A few snippets of Clay Shirky's last book, "Here Comes Everybody".
- When we change the way we communicate, we change society.
- The current change in one sentence is this: most of the barriers to group action have collapsed, and without those barriers, we are free to explore new ways of gathering together and getting things done.
- [The value of hierarchies] is obvious- it vastly simplifies communication among the employees.
- (...) no institution can put all its energies in pursuing its mission; it must expend considerable effort on maintaining discipline and structure, simply to keep itself viable. Self-preservation of the institution becomes job number one, while its stated goal is relegated to number two or lower, no matter what the mission statement says.
- because the minimum costs of being an organization in the first place are relatively high, certain activities may have some value but not enough to make them worth pursuing in an organized way.New social tools are altering the equation by lowering the costs of coordinating group action.
- The basic capabilities of tools like Flickr reverse the old order of group activity, transforming "gather, then share" into "share, then gather".
- If you have ever wondered why so much of what workers in large organizations know has been shielded from the CEO and vice-versa, wonder no longer: the idea of limiting communications, so that they flow only from one layer of the hierarchy to the next, was part of the very design of the system at the dawn of managerial culture.

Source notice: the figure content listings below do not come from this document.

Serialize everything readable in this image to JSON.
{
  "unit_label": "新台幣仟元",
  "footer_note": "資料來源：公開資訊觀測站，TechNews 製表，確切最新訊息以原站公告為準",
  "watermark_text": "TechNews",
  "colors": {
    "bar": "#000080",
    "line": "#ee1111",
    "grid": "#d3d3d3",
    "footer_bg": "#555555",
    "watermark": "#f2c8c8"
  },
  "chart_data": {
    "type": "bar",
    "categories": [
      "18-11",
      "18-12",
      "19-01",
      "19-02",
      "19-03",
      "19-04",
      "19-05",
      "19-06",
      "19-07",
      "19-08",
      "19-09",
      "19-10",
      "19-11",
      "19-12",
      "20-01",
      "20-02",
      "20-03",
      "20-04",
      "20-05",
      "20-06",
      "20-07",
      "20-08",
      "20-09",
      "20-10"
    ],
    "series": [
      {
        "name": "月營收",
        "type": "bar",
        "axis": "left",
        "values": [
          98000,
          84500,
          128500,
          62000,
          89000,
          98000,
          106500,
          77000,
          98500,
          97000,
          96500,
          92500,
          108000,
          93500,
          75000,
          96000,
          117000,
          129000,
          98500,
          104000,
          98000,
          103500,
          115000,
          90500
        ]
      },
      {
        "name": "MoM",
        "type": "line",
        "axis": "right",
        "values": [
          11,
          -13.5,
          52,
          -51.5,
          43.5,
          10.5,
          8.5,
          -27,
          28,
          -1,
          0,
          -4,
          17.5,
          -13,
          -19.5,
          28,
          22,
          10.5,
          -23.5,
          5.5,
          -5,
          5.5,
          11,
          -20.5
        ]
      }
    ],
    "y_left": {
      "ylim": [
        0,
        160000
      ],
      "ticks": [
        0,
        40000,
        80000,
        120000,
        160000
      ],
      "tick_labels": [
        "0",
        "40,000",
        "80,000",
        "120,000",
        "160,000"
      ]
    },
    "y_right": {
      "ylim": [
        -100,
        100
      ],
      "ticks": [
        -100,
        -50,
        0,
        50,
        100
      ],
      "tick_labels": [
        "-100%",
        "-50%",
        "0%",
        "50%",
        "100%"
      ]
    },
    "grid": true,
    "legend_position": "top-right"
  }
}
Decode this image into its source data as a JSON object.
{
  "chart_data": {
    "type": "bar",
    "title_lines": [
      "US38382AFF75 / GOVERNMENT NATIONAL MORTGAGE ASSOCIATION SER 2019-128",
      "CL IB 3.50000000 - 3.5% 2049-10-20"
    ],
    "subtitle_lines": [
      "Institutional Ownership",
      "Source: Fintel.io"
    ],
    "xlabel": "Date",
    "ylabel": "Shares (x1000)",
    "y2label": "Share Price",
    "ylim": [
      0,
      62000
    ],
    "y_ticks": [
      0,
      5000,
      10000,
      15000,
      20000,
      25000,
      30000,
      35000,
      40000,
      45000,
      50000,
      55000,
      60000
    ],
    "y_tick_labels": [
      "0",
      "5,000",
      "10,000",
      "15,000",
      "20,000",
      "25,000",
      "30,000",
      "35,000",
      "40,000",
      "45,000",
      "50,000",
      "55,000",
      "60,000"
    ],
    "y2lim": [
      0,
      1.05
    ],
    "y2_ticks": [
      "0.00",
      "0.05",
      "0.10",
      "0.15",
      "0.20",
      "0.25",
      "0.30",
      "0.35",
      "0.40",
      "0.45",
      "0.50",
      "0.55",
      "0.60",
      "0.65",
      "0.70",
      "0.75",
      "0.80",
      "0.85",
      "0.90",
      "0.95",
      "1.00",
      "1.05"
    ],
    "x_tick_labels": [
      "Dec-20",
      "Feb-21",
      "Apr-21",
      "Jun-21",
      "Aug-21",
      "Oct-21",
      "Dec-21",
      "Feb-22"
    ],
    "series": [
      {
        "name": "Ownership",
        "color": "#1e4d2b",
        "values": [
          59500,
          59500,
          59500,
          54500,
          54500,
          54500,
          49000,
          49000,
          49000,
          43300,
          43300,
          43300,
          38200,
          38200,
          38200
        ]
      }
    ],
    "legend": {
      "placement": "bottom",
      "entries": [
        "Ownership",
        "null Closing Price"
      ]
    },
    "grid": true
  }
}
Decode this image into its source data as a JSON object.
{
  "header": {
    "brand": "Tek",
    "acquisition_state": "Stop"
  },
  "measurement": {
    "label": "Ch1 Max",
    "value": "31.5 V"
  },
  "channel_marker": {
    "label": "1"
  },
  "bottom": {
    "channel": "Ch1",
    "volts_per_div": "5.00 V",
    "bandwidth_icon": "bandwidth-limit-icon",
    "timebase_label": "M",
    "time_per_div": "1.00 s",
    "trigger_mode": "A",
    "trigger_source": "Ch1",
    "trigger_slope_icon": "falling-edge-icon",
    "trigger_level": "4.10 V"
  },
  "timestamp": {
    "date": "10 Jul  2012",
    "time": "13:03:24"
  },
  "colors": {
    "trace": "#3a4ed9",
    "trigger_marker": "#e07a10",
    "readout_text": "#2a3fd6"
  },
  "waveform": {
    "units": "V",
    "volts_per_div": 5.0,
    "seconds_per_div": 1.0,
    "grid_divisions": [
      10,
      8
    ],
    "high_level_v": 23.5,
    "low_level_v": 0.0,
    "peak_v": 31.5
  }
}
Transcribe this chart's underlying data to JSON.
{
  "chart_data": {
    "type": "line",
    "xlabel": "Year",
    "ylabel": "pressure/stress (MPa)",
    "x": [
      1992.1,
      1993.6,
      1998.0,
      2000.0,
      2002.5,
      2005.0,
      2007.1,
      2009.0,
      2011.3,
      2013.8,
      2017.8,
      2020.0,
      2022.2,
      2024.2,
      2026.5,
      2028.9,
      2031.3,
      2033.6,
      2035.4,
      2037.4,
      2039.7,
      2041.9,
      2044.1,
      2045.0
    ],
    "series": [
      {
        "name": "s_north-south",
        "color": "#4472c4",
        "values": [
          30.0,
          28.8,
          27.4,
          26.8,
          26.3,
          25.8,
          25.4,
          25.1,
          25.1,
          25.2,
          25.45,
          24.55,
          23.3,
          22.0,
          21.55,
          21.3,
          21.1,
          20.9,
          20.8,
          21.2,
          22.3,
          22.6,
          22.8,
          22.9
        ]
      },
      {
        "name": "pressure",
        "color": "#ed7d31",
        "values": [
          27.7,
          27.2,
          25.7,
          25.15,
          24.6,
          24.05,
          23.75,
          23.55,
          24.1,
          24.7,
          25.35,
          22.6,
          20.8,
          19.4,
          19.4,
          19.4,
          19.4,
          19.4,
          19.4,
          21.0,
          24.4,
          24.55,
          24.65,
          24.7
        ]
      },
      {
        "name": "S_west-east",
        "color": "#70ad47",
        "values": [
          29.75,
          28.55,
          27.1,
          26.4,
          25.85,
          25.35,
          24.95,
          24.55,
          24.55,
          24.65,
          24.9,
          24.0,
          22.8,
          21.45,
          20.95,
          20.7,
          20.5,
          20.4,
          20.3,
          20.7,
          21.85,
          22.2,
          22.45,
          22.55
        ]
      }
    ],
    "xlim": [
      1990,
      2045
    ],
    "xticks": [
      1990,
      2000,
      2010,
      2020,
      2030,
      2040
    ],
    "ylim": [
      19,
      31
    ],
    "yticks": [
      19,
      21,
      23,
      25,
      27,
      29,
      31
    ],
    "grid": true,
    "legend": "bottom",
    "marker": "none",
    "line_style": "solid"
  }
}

- (...) any forum of public expression is dangerous, because no matter how innocuous the original form form of organization is, if the state is seen to tolerate it, it can become a forum for more focused discontent.
- In the open source world, trying something is often cheaper than making a formal decision about whether to try it.
- Because of transaction costs, organizations cannot afford to hire employees who only make one important contribution - they need to hire people who have good ideas day after day (...) Most of the time, most institutions have to choose "steady performers" over "brilliant but erratic".
- Microsoft simply cannot afford to take any good idea wherever it finds it; the transaction costs that come from being Microsoft see to that.
- No matter who you are, most of the smart people work for somebody else;
- When there is a real revolution going on, (...) net value is useless, since the society before and the society after are too different to be readily compared.
- (...) the important questions [about modern collaboration tools] aren't about whether these tools will spread or reshape society, but rather how they do so.
- collective action is harder to get going because all of the participants stand or fall together.
- What makes such collaborative efforts work is copyright law, where some form of license is created that allows people to come together and share their work freely, without fear of having that work taken away from them later.
- Novices make mistakes from lack of experience. they overestimate mere fads, seeing revolution everywhere, and they make this kind of error a thousand times before they learn better. In times of revolution though, the experienced among us make the opposite mistake. When a real, once-in-a-lifetime change comes along, we are at risk of regarding it as a fad.

Bonsoit,
Cela semble intéressant en effet, je vais peut-être me laisser tenter...
J'aime bien le passage sur l'énergie dépensée à conserver la discipline et la structure. En fait, je trouve cela plutôt inquiétant, car alors il devient extrêmement facile de perdre complètement de vue la raison d'être de l'entreprise, non ?
En fait, je comprends que l'enjeu doit être suffisant grand et le futur suffisament prévisible pour que cela vaille la peine de maintenir une structure et une discipline. On retrouve les thèses d'Art Kleiner et de Georges Orwell - entre autres - qui disent que le but de toute institution formelle est toujours de fait la satisfaction de la communauté de ses dirigeants.